Lawsuit: AI Hiring Platform Created Unauthorized ‘Hidden Credit Reports’

A group of job applicants is suing hiring platform Eightfold AI for allegedly using AI to build credit reports without their consent or knowledge, according to the lawsuit filed Tuesday, Jan. 20.

The suit alleges Eightfold violated federal and state consumer protection laws by creating “hidden credit reports” on job seekers without complying with statutory requirements imposed on consumer reporting agencies, including obtaining proper certifications from employment-purposed end-users, as laid out in the Fair Credit Reporting Act (FCRA) and California state law, where the lawsuit was filed.

The plaintiffs allege they received none of the FCRA protections, such as written disclosure and written authorization, when applying for jobs through Eightfold’s platform. They claim they were never told that a consumer report would be created, never authorized its creation, and never had an opportunity to review or dispute the information before being rejected.

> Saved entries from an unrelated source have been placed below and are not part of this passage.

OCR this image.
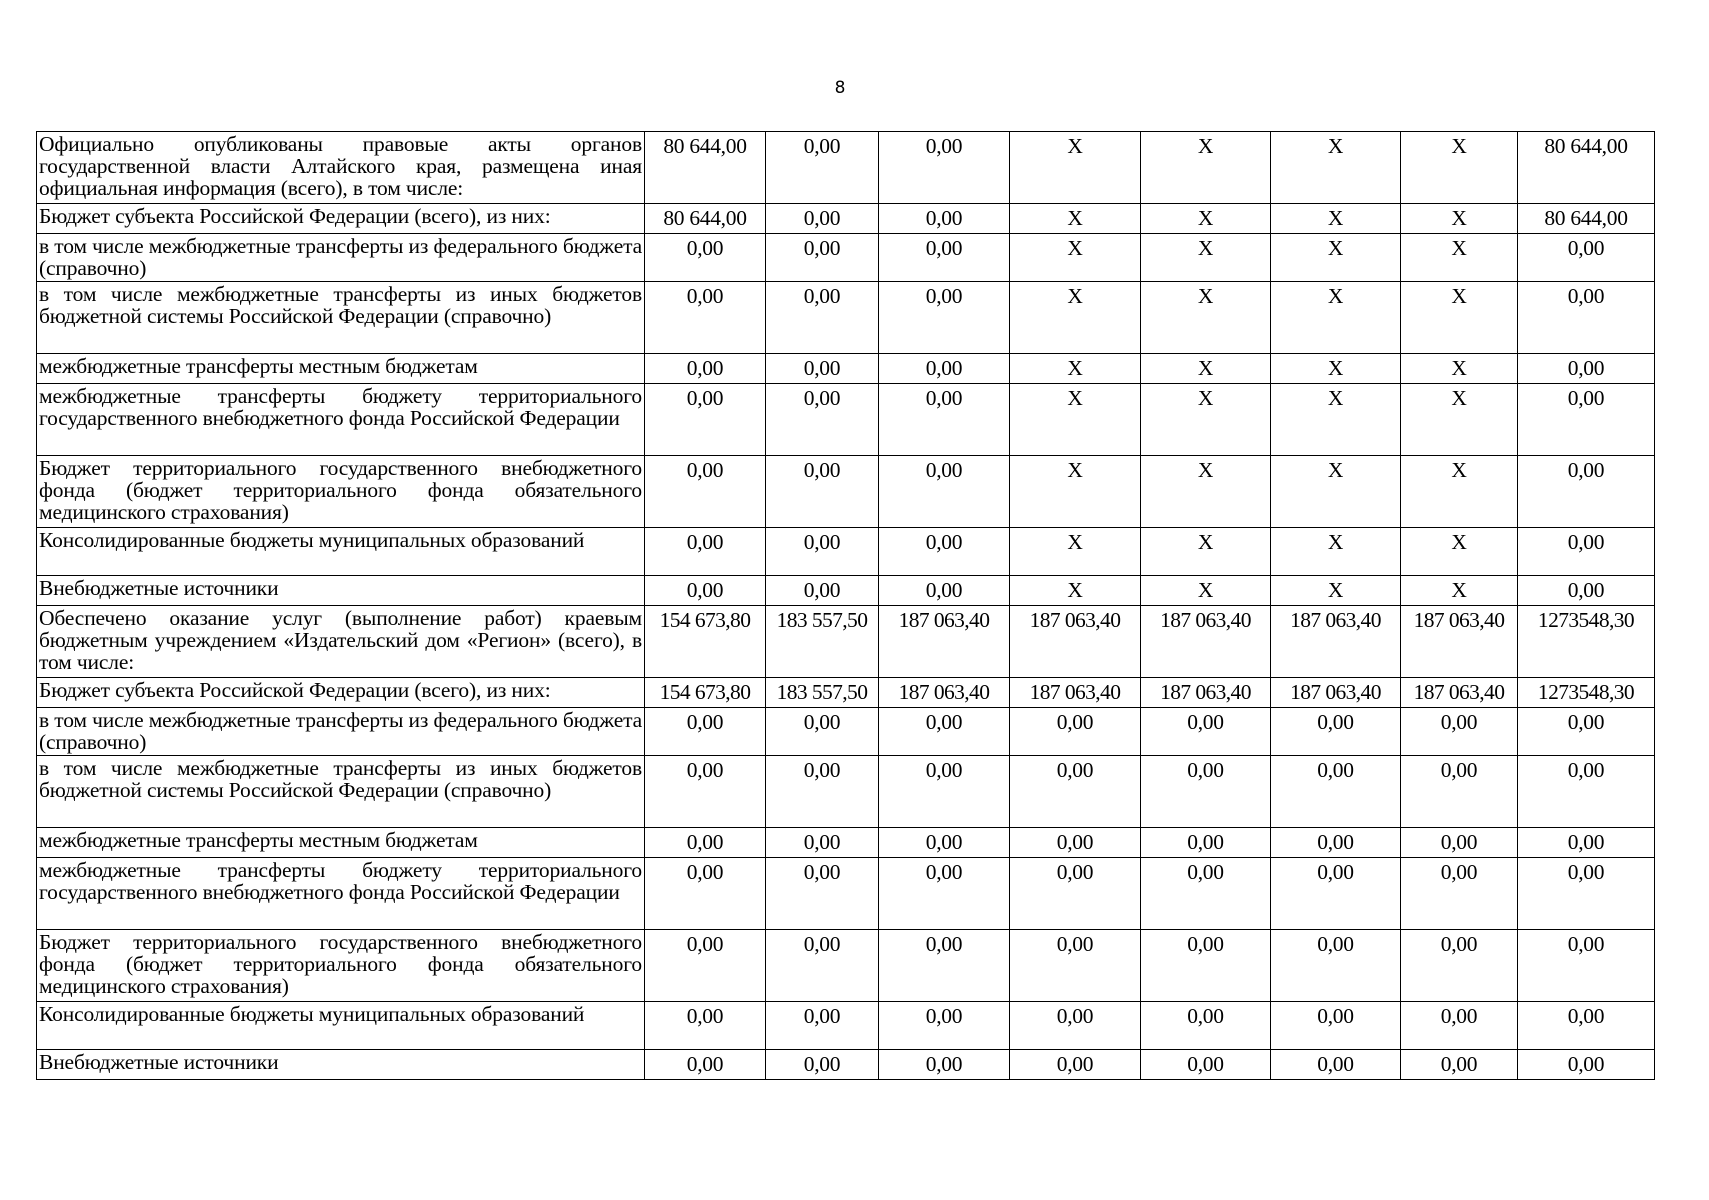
8
Официально опубликованы правовые акты органов государственной власти Алтайского края, размещена иная официальная информация (всего), в том числе:	80 644,00	0,00	0,00	X	X	X	X	80 644,00
Бюджет субъекта Российской Федерации (всего), из них:	80 644,00	0,00	0,00	X	X	X	X	80 644,00
в том числе межбюджетные трансферты из федерального бюджета (справочно)	0,00	0,00	0,00	X	X	X	X	0,00
в том числе межбюджетные трансферты из иных бюджетов бюджетной системы Российской Федерации (справочно)	0,00	0,00	0,00	X	X	X	X	0,00
межбюджетные трансферты местным бюджетам	0,00	0,00	0,00	X	X	X	X	0,00
межбюджетные трансферты бюджету территориального государственного внебюджетного фонда Российской Федерации	0,00	0,00	0,00	X	X	X	X	0,00
Бюджет территориального государственного внебюджетного фонда (бюджет территориального фонда обязательного медицинского страхования)	0,00	0,00	0,00	X	X	X	X	0,00
Консолидированные бюджеты муниципальных образований	0,00	0,00	0,00	X	X	X	X	0,00
Внебюджетные источники	0,00	0,00	0,00	X	X	X	X	0,00
Обеспечено оказание услуг (выполнение работ) краевым бюджетным учреждением «Издательский дом «Регион» (всего), в том числе:	154 673,80	183 557,50	187 063,40	187 063,40	187 063,40	187 063,40	187 063,40	1273548,30
Бюджет субъекта Российской Федерации (всего), из них:	154 673,80	183 557,50	187 063,40	187 063,40	187 063,40	187 063,40	187 063,40	1273548,30
в том числе межбюджетные трансферты из федерального бюджета (справочно)	0,00	0,00	0,00	0,00	0,00	0,00	0,00	0,00
в том числе межбюджетные трансферты из иных бюджетов бюджетной системы Российской Федерации (справочно)	0,00	0,00	0,00	0,00	0,00	0,00	0,00	0,00
межбюджетные трансферты местным бюджетам	0,00	0,00	0,00	0,00	0,00	0,00	0,00	0,00
межбюджетные трансферты бюджету территориального государственного внебюджетного фонда Российской Федерации	0,00	0,00	0,00	0,00	0,00	0,00	0,00	0,00
Бюджет территориального государственного внебюджетного фонда (бюджет территориального фонда обязательного медицинского страхования)	0,00	0,00	0,00	0,00	0,00	0,00	0,00	0,00
Консолидированные бюджеты муниципальных образований	0,00	0,00	0,00	0,00	0,00	0,00	0,00	0,00
Внебюджетные источники	0,00	0,00	0,00	0,00	0,00	0,00	0,00	0,00
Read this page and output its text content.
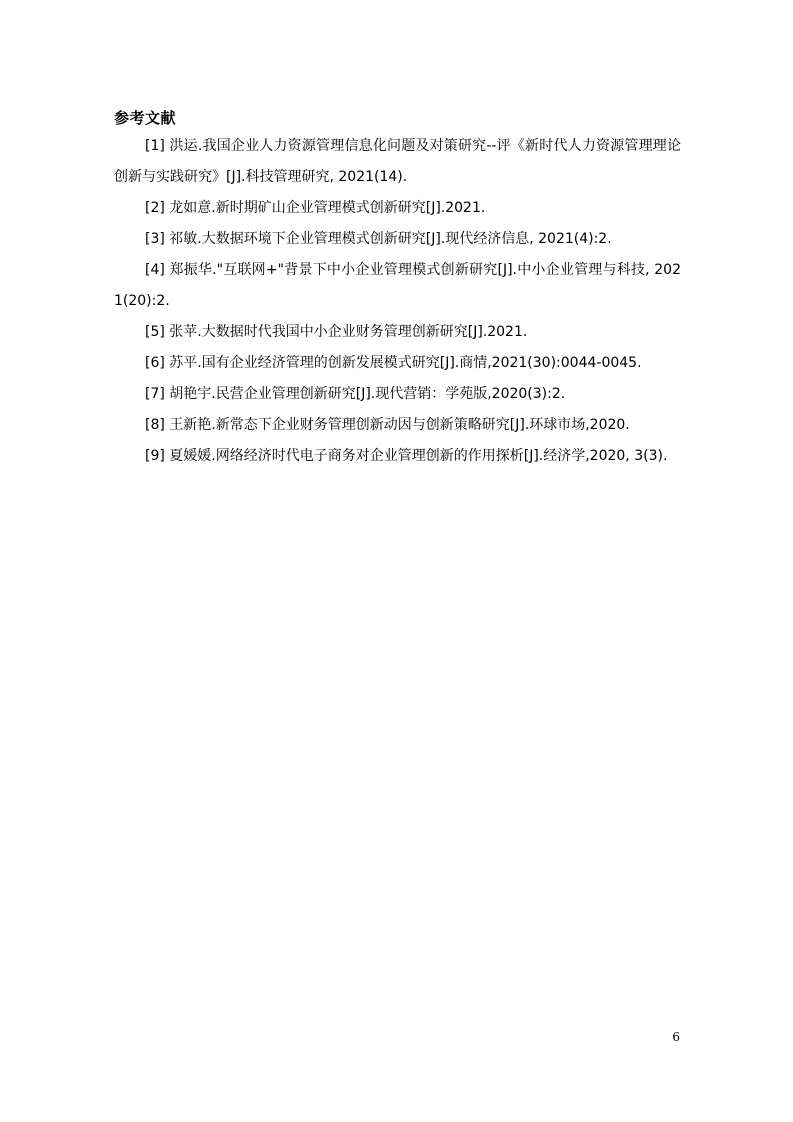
参考文献
[1] 洪运.我国企业人力资源管理信息化问题及对策研究--评《新时代人力资源管理理论创新与实践研究》[J].科技管理研究, 2021(14).
[2] 龙如意.新时期矿山企业管理模式创新研究[J].2021.
[3] 祁敏.大数据环境下企业管理模式创新研究[J].现代经济信息, 2021(4):2.
[4] 郑振华."互联网+"背景下中小企业管理模式创新研究[J].中小企业管理与科技, 2021(20):2.
[5] 张苹.大数据时代我国中小企业财务管理创新研究[J].2021.
[6] 苏平.国有企业经济管理的创新发展模式研究[J].商情,2021(30):0044-0045.
[7] 胡艳宇.民营企业管理创新研究[J].现代营销：学苑版,2020(3):2.
[8] 王新艳.新常态下企业财务管理创新动因与创新策略研究[J].环球市场,2020.
[9] 夏媛媛.网络经济时代电子商务对企业管理创新的作用探析[J].经济学,2020, 3(3).
6
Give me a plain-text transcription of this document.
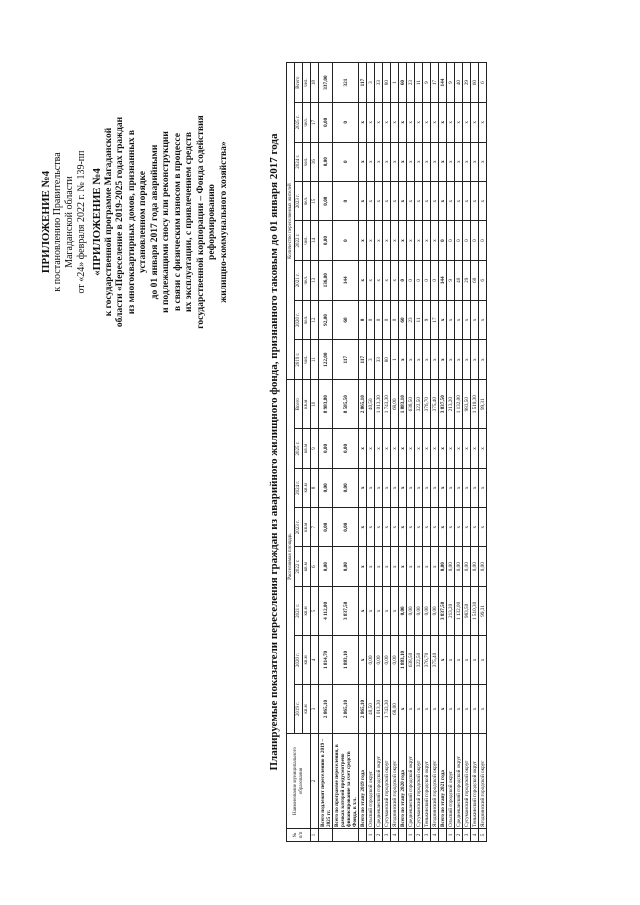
ПРИЛОЖЕНИЕ №4 к постановлению Правительства Магаданской области от «24» февраля 2022 г. № 139-пп «ПРИЛОЖЕНИЕ №4 к государственной программе Магаданской области «Переселение в 2019-2025 годах граждан из многоквартирных домов, признанных в установленном порядке до 01 января 2017 года аварийными и подлежащими сносу или реконструкции в связи с физическим износом в процессе их эксплуатации, с привлечением средств государственной корпорации – Фонда содействия реформированию жилищно-коммунального хозяйства»	Планируемые показатели переселения граждан из аварийного жилищного фонда, признанного таковым до 01 января 2017 года
№ п/п	Наименование муниципального образования	Расселяемая площадь								Количество переселяемых жителей							
		2019 г.	2020 г.	2021 г.	2022 г.	2023 г.	2024 г.	2025 г.	Всего	2019 г.	2020 г.	2021 г.	2022 г.	2023 г.	2024 г.	2025 г.	Всего
		кв.м	кв.м	кв.м	кв.м	кв.м	кв.м	кв.м	кв.м	чел.	чел.	чел.	чел.	чел.	чел.	чел.	чел.
1	2	3	4	5	6	7	8	9	10	11	12	13	14	15	16	17	18
	Всего подлежит переселению в 2019 – 2025 гг.	2 865,10	1 814,70	4 112,00	0,00	0,00	0,00	0,00	8 983,80	122,00	92,00	136,00	0,00	0,00	0,00	0,00	337,00
	Всего по программе переселения, в рамках которой предусмотрено финансирование за счет средств Фонда, в т.ч.	2 865,10	1 883,10	3 837,50	0,00	0,00	0,00	0,00	8 585,50	117	60	144	0	0	0	0	321
	Всего по этапу 2019 года	2 865,10	х	х	х	х	х	х	2 865,10	117	0	х	х	х	х	х	117
1	Ольский городской округ	40,50	0,00	х	х	х	х	х	40,50	3	0	х	х	х	х	х	3
2	Среднеканский городской округ	1 013,30	0,00	х	х	х	х	х	1 013,30	33	0	х	х	х	х	х	33
3	Сусуманский городской округ	1 743,30	0,00	х	х	х	х	х	1 743,30	80	0	х	х	х	х	х	80
4	Ягоднинский городской округ	68,00	0,00	х	х	х	х	х	68,00	1	0	х	х	х	х	х	1
	Всего по этапу 2020 года	х	1 883,10	0,00	х	х	х	х	1 883,10	х	60	0	х	х	х	х	60
1	Среднеканский городской округ	х	638,50	0,00	х	х	х	х	638,50	х	23	0	х	х	х	х	23
2	Сусуманский городской округ	х	322,50	0,00	х	х	х	х	322,50	х	11	0	х	х	х	х	11
3	Тенькинский городской округ	х	376,70	0,00	х	х	х	х	376,70	х	9	0	х	х	х	х	9
4	Ягоднинский городской округ	х	375,40	0,00	х	х	х	х	375,40	х	17	0	х	х	х	х	17
	Всего по этапу 2021 года	х	х	3 837,50	0,00	х	х	х	3 837,50	х	х	144	0	х	х	х	144
1	Ольский городской округ	х	х	213,20	0,00	х	х	х	213,20	х	х	9	0	х	х	х	9
2	Среднеканский городской округ	х	х	1 132,00	0,00	х	х	х	1 132,00	х	х	40	0	х	х	х	40
3	Сусуманский городской округ	х	х	983,50	0,00	х	х	х	983,50	х	х	29	0	х	х	х	29
4	Тенькинский городской округ	х	х	1 510,30	0,00	х	х	х	1 510,30	х	х	60	0	х	х	х	60
5	Ягоднинский городской округ	х	х	99,31	0,00	х	х	х	99,31	х	х	6	0	х	х	х	6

While more lawsuits are being filed against AI hiring systems for alleged discrimination, legal experts said this could be the first to take the position that an AI tool could lead to a FCRA violation.

Arizona Senator’s Bill Calls for $20-Per-Hour Federal Minimum Wage

Sen. Ruben Gallego (D-Arizona) on Thursday, Feb. 5, introduced a bill to raise the federal minimum wage to $20 per hour. The current federal hourly minimum wage is $7.50.

The Give America a Raise Act will likely face an uphill battle given the Republicans’ current control of the Senate and House of Representatives. If passed, however, the increase would occur over a span of three years and would be indexed to either inflation or gross domestic product growth.

“Across the country, people are struggling to make ends meets. But as the cost of groceries, housing and utilities continue to go up, the minimum wage has remained stagnate for over a decade,” Gallego said in a prepared statement. “No one who works full time in this country should live in poverty. Building an economy that works for working people starts with ensuring not just a minimum wage but a living wage, and that’s what this bill does.”

Figures and Facts of the Week

  • 16: The percentage of HR professionals in the U.S. who say they completely trust AI agents to reliably complete repetitive tasks, according to a new report by People Managing People, an HR services platform. The report also found 30% of surveyed HR professionals trust AI agents only a little or not at all, suggesting there are leadership concerns about reliability, risk and accountability.
  • 42: The percentage of women that voluntarily left their jobs who reported caregiving responsibilities, including the cost of childcare, drove their decision to exit the U.S. workforce in 2025, according to a new report by Catalyst, a nonprofit organization focused on women’s advancement.
  • 43: The percentage of U.S. HR teams and C-suite leader who expect most or all of their organization’s talent acquisition processes to be handled primarily by AI by the end of 2026, according to new research from global talent solutions business AMS. However, human judgment still matters, with more than three-quarters of respondents saying they value soft skills more due to rapid developments in AI.
  • 55: The percentage of working Americans who found it hard to “switch off” and relax after work, according to a survey by RS, a provider of industrial equipment and operations. The No. 1 reason, according to the respondents, was because they felt the need to check emails outside of work hours (47%).
  • 80: The percentage of U.S. employers who say their financial health programs struggle to demonstrate positive financial outcomes, according to new research from Everest Group, a global research firm. Surveyed employers directly linked employee financial wellness to operational performance, citing reduced financial stress, fewer distractions, higher productivity and stronger retention as measurable drivers of business outcomes.